# How do you find all the real and complex roots of 2x^4 + 3x^3 - x^2 + 5 = 0?

Nov 20, 2016

See explanation for a sketch of how to solve this algebraically...

#### Explanation:

$f \left(x\right) = 2 {x}^{4} + 3 {x}^{3} - {x}^{2} + 5$

This is an example of the worst possible case in quartic equations.

The full solution is too long, so I will just sketch it here...

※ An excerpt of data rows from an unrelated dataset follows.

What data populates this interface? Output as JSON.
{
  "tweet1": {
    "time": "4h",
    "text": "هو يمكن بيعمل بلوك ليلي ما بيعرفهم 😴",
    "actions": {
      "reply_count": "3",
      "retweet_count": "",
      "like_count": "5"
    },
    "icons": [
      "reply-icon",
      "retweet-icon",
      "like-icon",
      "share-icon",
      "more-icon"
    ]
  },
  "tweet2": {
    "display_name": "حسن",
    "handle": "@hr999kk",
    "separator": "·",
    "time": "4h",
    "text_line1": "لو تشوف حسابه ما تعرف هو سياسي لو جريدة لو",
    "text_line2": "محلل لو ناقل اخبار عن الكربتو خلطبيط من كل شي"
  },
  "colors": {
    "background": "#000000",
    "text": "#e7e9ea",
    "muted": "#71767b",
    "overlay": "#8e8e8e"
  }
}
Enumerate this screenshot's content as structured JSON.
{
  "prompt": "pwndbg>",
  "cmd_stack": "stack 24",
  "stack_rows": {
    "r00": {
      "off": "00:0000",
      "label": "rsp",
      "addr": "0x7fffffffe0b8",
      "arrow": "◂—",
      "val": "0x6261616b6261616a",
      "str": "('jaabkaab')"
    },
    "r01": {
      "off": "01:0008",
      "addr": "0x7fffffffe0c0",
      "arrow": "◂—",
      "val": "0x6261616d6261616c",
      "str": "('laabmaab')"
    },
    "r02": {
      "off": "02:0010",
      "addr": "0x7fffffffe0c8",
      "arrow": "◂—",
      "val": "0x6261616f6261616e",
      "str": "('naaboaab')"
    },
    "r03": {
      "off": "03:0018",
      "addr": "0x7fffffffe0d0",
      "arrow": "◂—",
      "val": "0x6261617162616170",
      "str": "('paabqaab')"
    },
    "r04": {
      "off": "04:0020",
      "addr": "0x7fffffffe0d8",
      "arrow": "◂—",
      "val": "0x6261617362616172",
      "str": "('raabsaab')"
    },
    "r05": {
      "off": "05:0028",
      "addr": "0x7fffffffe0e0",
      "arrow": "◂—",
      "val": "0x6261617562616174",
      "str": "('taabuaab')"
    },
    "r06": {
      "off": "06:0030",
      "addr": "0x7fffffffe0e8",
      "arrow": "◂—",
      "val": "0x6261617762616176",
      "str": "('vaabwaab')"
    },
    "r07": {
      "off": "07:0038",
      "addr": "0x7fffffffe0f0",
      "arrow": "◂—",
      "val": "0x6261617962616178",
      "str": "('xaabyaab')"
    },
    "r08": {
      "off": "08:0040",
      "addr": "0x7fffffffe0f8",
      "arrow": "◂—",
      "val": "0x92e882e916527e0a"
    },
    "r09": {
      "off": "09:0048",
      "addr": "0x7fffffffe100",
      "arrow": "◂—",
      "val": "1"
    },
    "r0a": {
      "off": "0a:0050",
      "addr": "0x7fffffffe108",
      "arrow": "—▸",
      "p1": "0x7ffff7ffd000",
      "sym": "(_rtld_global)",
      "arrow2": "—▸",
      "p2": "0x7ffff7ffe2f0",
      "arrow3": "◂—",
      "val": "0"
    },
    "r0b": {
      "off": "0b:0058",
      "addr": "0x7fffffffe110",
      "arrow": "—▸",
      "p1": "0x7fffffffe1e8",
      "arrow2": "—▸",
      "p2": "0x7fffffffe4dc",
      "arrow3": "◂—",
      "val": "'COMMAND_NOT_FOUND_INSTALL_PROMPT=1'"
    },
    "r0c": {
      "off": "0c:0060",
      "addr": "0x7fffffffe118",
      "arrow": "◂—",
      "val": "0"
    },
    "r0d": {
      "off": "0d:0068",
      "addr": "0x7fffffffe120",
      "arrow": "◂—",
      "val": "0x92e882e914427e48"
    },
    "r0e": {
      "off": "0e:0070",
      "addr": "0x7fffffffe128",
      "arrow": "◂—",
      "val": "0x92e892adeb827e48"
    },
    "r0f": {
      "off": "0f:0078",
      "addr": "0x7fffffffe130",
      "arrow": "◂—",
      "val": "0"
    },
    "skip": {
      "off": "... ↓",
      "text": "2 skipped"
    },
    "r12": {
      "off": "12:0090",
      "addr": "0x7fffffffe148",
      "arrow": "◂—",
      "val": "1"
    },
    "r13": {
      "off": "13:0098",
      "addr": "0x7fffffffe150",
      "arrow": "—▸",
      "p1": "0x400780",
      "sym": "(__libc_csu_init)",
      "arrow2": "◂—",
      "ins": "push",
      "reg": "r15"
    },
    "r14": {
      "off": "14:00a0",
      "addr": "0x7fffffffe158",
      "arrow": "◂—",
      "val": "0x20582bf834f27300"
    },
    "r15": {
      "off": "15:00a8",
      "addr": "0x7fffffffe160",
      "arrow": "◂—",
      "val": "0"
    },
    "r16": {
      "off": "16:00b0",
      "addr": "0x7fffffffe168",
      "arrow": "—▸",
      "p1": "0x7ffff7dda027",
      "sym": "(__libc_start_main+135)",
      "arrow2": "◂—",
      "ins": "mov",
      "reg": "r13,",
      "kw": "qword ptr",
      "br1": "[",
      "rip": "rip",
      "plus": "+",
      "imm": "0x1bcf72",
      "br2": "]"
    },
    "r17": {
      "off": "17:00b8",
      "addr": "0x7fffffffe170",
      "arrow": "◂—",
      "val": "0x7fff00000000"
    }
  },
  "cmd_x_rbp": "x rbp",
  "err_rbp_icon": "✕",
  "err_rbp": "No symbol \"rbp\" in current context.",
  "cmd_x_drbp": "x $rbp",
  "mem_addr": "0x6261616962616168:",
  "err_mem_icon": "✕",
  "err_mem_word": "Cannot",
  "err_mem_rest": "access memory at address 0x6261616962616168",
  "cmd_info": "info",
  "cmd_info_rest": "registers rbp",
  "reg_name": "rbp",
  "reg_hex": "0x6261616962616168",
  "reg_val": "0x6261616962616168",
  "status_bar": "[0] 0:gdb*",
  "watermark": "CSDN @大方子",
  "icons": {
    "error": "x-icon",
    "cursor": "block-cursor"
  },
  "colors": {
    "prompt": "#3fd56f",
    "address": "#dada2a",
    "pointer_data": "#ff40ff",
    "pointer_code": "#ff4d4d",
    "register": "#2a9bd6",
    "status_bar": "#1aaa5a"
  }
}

• Use a Tschirnhaus transformation to simplify the quartic to one with no cube term:

$2048 f \left(x\right) = 4096 {x}^{4} + 6144 {x}^{3} - 2048 {x}^{2} + 10240$

$\textcolor{w h i t e}{2048 f \left(x\right)} = {\left(8 x + 3\right)}^{4} - 86 {\left(8 x + 3\right)}^{2} + 408 \left(8 x + 3\right) + 9709$

$\textcolor{w h i t e}{2048 f \left(x\right)} = {t}^{4} - 86 {t}^{2} + 408 t + 9709$

where $t = 8 x + 3$

• Consider a factorisation of the form $\left({t}^{2} - a t + b\right) \left({t}^{2} + a t + c\right)$ and equate coefficients to get:

$\left\{\begin{matrix}b + c = {a}^{2} - 86 \\ b - c = \frac{408}{a} \\ b c = 9709\end{matrix}\right.$

• Use ${\left(b + c\right)}^{2} = {\left(b - c\right)}^{2} + 4 b c$ to derive a cubic in ${a}^{2}$:

${\left({a}^{2}\right)}^{3} - 172 {\left({a}^{2}\right)}^{2} - 31440 \left({a}^{2}\right) - 166464 = 0$

• Use a Tschirnhaus transformation to simplify the cubic to one with no square term:

$27 \left({\left({a}^{2}\right)}^{3} - 172 {\left({a}^{2}\right)}^{2} - 31440 \left({a}^{2}\right) - 166464\right)$

$= 27 {\left({a}^{2}\right)}^{3} - 46644 {\left({a}^{2}\right)}^{2} - 848880 \left({a}^{2}\right) - 4494528$

$= {\left(3 {a}^{2} - 172\right)}^{3} - 371712 \left(3 {a}^{2} - 172\right) - 63340544$

$= {s}^{3} - 371712 s - 63340544$

where $s = 3 {a}^{2} - 172$

• This cubic has $3$ Real zeros, so use a trigonometric substitution of the form $s = k \cos \theta$ with $k = 704$

$0 = {s}^{3} - 371712 s - 63340544$

$\textcolor{w h i t e}{0} = {704}^{3} {\cos}^{3} \theta - 371712 \cdot 704 \cos \theta - 63340544$

$\textcolor{w h i t e}{0} = 87228416 \left(4 {\cos}^{3} \theta - 3 \cos \theta\right) - 63340544$

$\textcolor{w h i t e}{0} = 87228416 \cos 3 \theta - 63340544$

$\textcolor{w h i t e}{0} = 32768 \left(2662 \cos 3 \theta - 1933\right)$

Hence:
$s = 704 \cos \left(\frac{1}{3} {\cos}^{- 1} \left(\frac{1933}{2662}\right) + \frac{2 k \pi}{3}\right)$ for $k = 0 , 1 , 2$

The positive Real root occurs for $k = 0$, so choose that to get:

a = sqrt(1/3( 704 cos(1/3cos^(-1)(1933/2662))+172)

• Going back to our simultaneous equations in $a , b$ and $c$ we find:

$b = \frac{1}{2} \left({a}^{2} - 86 + \frac{408}{a}\right)$

$c = \frac{1}{2} \left({a}^{2} - 86 - \frac{408}{a}\right)$

• Hence we have two quadratic equations to solve:

${t}^{2} - a t + \frac{1}{2} \left({a}^{2} - 86 + \frac{408}{a}\right) = 0$

${t}^{2} + a t + \frac{1}{2} \left({a}^{2} - 86 - \frac{408}{a}\right) = 0$

• Solve these quadratic equations using the quadratic formula to find solutions to ${t}^{4} - 86 {t}^{2} + 408 t + 9709 = 0$

• Reverse the initial Tschirnhaus transformation using $x = \frac{1}{8} \left(t - 3\right)$ to find the four (Complex) roots of the original quartic.